Conseil d'Etat et tribunal des conflits : analyses de la jurisprudence de décembre 2017
Le Conseil d'Etat a publié le 25 janvier sur son site les analyses de la jurisprudence du Conseil d'Etat et du tribunal des conflits rendue en décembre 2017. L'essentiel des décisions…
Les décisions
Actes. Le Conseil d’Etat juge qu’il appartient au seul président de la République de nommer le président de la commission prévue au dernier alinéa de l’article 25 de la Constitution. Il précise qu’il ne peut en principe procéder à cette nomination sans qu’ait été émis l’avis des commissions permanentes compétentes des deux assemblées dans les conditions prévues par l’article 13 de la Constitution, sauf dans le cas où, comme en l’espèce, cette formalité s’avérerait impossible. CE, 13 décembre 2017, Président du Sénat, n° 411788, A.
Actes. La décision par laquelle le bureau du CESE statue sur la recevabilité d’une pétition dont il est saisi en vertu du troisième alinéa de l’article 69 de la Constitution et de l’article 4-1 de l’ordonnance du 29 décembre 1958 a le caractère d’une décision administrative susceptible d’un recours pour excès de pouvoir. CE, 15 décembre 2017, M. B…, n° 402259, A.
Autorités de régulation. Appliquant les règles dégagées dans la décision d’Assemblée Société Fairvesta International GMBH et autres aux lignes directrices d’une autorité de régulation, le Conseil d’Etat juge que ces dernières sont susceptibles de recours pour excès de pouvoir et fixe les conditions de ce recours. CE, 13 décembre 2017, Société Bouygues Télécom et autres, n°s 401799, 401830 et 401912, A.
Bioéthique. Le Conseil d’Etat précise divers aspects du régime juridique applicable à la décision de limiter ou d’interrompre des traitements dont la poursuite traduirait une obstination déraisonnable lorsque la personne est hors d’état d’exprimer sa volonté, notamment s’il s’agit d’un mineur. CE,6 décembre 2017, Union nationale des associations de familles de traumatisés crâniens et de cérébro-lésés, n° 403944, A.
Bioéthique. Au regard de la finalité poursuivie par le législateur d’éviter la remise en cause de l’éthique qui s’attache à toute démarche de don d’éléments ou de produits du corps humain, le juge administratif n’exerce pas de contrôle de conventionnalité in concreto sur la mise en œuvre des dispositions législatives relatives à l’anonymat du don de gamètes. CE, 28 décembre 2017, M. M…, n° 396571, A.
Données à caractère personnel. L’utilisation par un employeur d’un système de géolocalisation pour le contrôle de la durée du travail de ses salariés n’est licite que lorsque ce contrôle ne peut pas être fait par un autre moyen, fût-il moins efficace.
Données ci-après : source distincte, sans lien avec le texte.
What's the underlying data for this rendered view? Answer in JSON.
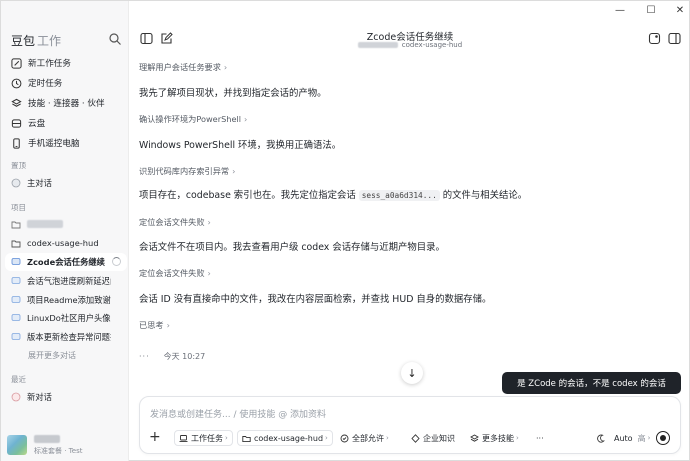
{
  "app": {
    "brand": "豆包",
    "brand_sub": "工作"
  },
  "window_controls": {
    "minimize": "—",
    "maximize": "☐",
    "close": "✕"
  },
  "sidebar": {
    "nav": [
      {
        "label": "新工作任务",
        "icon": "edit-icon"
      },
      {
        "label": "定时任务",
        "icon": "clock-icon"
      },
      {
        "label": "技能 · 连接器 · 伙伴",
        "icon": "layers-icon"
      },
      {
        "label": "云盘",
        "icon": "cloud-icon"
      },
      {
        "label": "手机遥控电脑",
        "icon": "phone-icon"
      }
    ],
    "pinned_label": "置顶",
    "pinned": [
      {
        "label": "主对话"
      }
    ],
    "projects_label": "项目",
    "projects": [
      {
        "label": ""
      },
      {
        "label": "codex-usage-hud"
      }
    ],
    "threads": [
      {
        "label": "Zcode会话任务继续",
        "active": true
      },
      {
        "label": "会话气泡进度刷新延迟问题"
      },
      {
        "label": "项目Readme添加致谢模块"
      },
      {
        "label": "LinuxDo社区用户头像设置"
      },
      {
        "label": "版本更新检查异常问题排查"
      }
    ],
    "more_label": "展开更多对话",
    "recent_label": "最近",
    "recent": [
      {
        "label": "新对话"
      }
    ],
    "user_sub": "标准套餐 · Test"
  },
  "header": {
    "title": "Zcode会话任务继续",
    "subtitle": "codex-usage-hud"
  },
  "messages": [
    {
      "step": "理解用户会话任务要求",
      "text": "我先了解项目现状，并找到指定会话的产物。"
    },
    {
      "step": "确认操作环境为PowerShell",
      "text": "Windows PowerShell 环境，我换用正确语法。"
    },
    {
      "step": "识别代码库内存索引异常",
      "text_before": "项目存在，codebase 索引也在。我先定位指定会话",
      "code": "sess_a0a6d314...",
      "text_after": "的文件与相关结论。"
    },
    {
      "step": "定位会话文件失败",
      "text": "会话文件不在项目内。我去查看用户级 codex 会话存储与近期产物目录。"
    },
    {
      "step": "定位会话文件失败",
      "text": "会话 ID 没有直接命中的文件，我改在内容层面检索，并查找 HUD 自身的数据存储。"
    },
    {
      "step": "已思考",
      "text": ""
    }
  ],
  "meta": {
    "dots": "···",
    "time": "今天 10:27"
  },
  "tooltip": "是 ZCode 的会话，不是 codex 的会话",
  "composer": {
    "placeholder": "发消息或创建任务... / 使用技能 @ 添加资料",
    "chips": {
      "work_task": "工作任务",
      "project": "codex-usage-hud",
      "permission": "全部允许",
      "knowledge": "企业知识",
      "skills": "更多技能",
      "more": "···",
      "model": "Auto",
      "level": "高"
    }
  },
  "colors": {
    "accent": "#1f2329",
    "active_bg": "#ffffff",
    "sidebar_bg": "#f7f7f8"
  }
}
CE, 15 décembre 2017, Société Odeolis, n° 403776, A.
Etrangers. Le Conseil d’Etat précise les conditions dans lesquelles une décision d’extradition peut être prise à l’égard d’une personne réclamée après qu’un arrêt de la CEDH a constaté que l’exécution d’une première décision d’extradition de cette personne emporterait violation de l’une des stipulations de la convention. CE, Section, 22 décembre 2017, M. R…, n° 408811, A.
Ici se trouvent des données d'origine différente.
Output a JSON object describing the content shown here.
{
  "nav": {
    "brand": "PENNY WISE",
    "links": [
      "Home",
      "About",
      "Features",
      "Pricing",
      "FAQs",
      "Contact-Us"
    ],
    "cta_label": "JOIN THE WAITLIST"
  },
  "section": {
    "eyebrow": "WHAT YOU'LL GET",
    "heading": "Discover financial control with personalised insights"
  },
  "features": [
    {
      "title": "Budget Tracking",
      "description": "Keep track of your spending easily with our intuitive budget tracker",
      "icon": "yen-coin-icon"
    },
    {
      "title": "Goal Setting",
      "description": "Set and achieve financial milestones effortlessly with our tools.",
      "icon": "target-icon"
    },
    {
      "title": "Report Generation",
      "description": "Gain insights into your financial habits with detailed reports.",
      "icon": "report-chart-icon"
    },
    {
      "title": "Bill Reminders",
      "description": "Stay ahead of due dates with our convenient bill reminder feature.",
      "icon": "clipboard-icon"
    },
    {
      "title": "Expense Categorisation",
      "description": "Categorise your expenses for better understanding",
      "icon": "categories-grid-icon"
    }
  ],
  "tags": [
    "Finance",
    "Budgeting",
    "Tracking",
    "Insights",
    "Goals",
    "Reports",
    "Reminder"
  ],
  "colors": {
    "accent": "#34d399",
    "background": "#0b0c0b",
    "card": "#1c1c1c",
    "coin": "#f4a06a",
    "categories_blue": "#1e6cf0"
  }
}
Fiscalité. Sanctions. Le législateur ayant – par l’article 1734 ter du CGI, déclaré conforme à la Constitution et jugé compatible avec les stipulations des articles 6 et 1P1 de la convention EDH – entendu limiter le contrôle exercé par le juge, pour chaque sanction prononcée, à un plein contrôle sur les faits invoqués, manquement par manquement, et sur la qualification retenue par l’administration, il n’appartient pas au juge de contrôler in concreto la proportionnalité du montant de l’amende contestée devant lui. CE, 4 décembre 2017, Société Edenred France, n° 379685, A.
Police. Contrôle aux frontières. La menace renouvelée que constituent l’activité et le niveau élevé de la menace terroriste en France justifie la réintroduction temporaire du contrôle aux frontières intérieures de la zone Schengen pour une durée fixée d’emblée à six mois. CE, 28 décembre 2017, Association nationale d’assistance aux frontières pour les étrangers et autres, n° 415291, A.
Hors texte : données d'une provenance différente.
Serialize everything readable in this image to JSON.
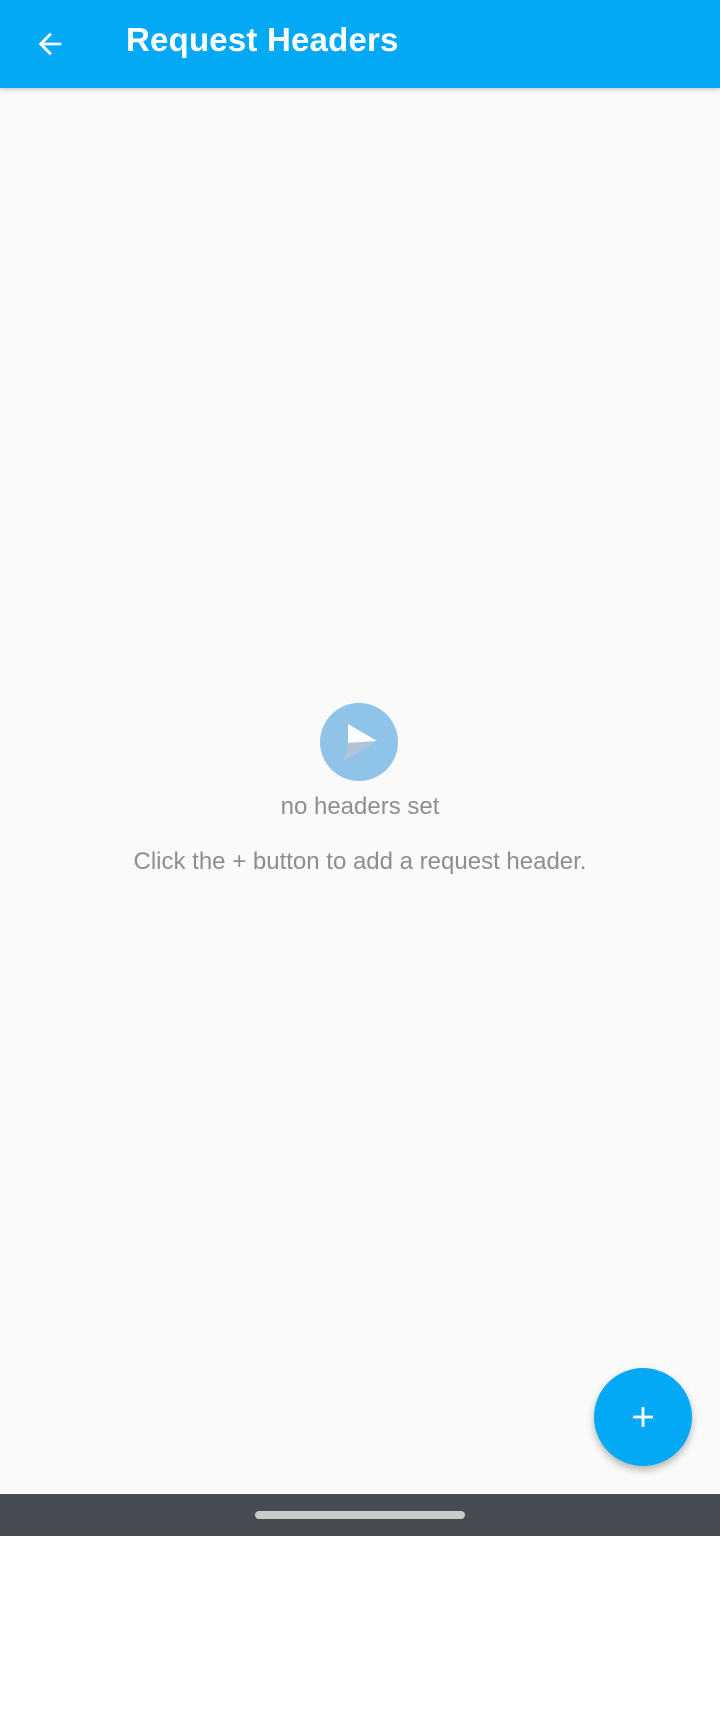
{
  "app_bar": {
    "title": "Request Headers",
    "back_icon": "arrow-left-icon",
    "color": "#03a9f4"
  },
  "empty_state": {
    "icon": "paper-plane-icon",
    "title": "no headers set",
    "hint": "Click the + button to add a request header."
  },
  "fab": {
    "icon": "plus-icon",
    "color": "#03a9f4"
  },
  "system_nav": {
    "color": "#464c51"
  }
}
Urbanisme. Le Conseil d’Etat précise les conditions d’entrée en vigueur et de maniement de l’article L. 600-9 du code de l’Urbanisme, notamment en appel. Il juge en outre que des éléments postérieurs à l’acte en litige peuvent être pris en compte pour apprécier le caractère « danthonysable » de vices de forme ou de procédure. CE, Section, 22 décembre 2017, Commune de Sempy, n° 395963, A.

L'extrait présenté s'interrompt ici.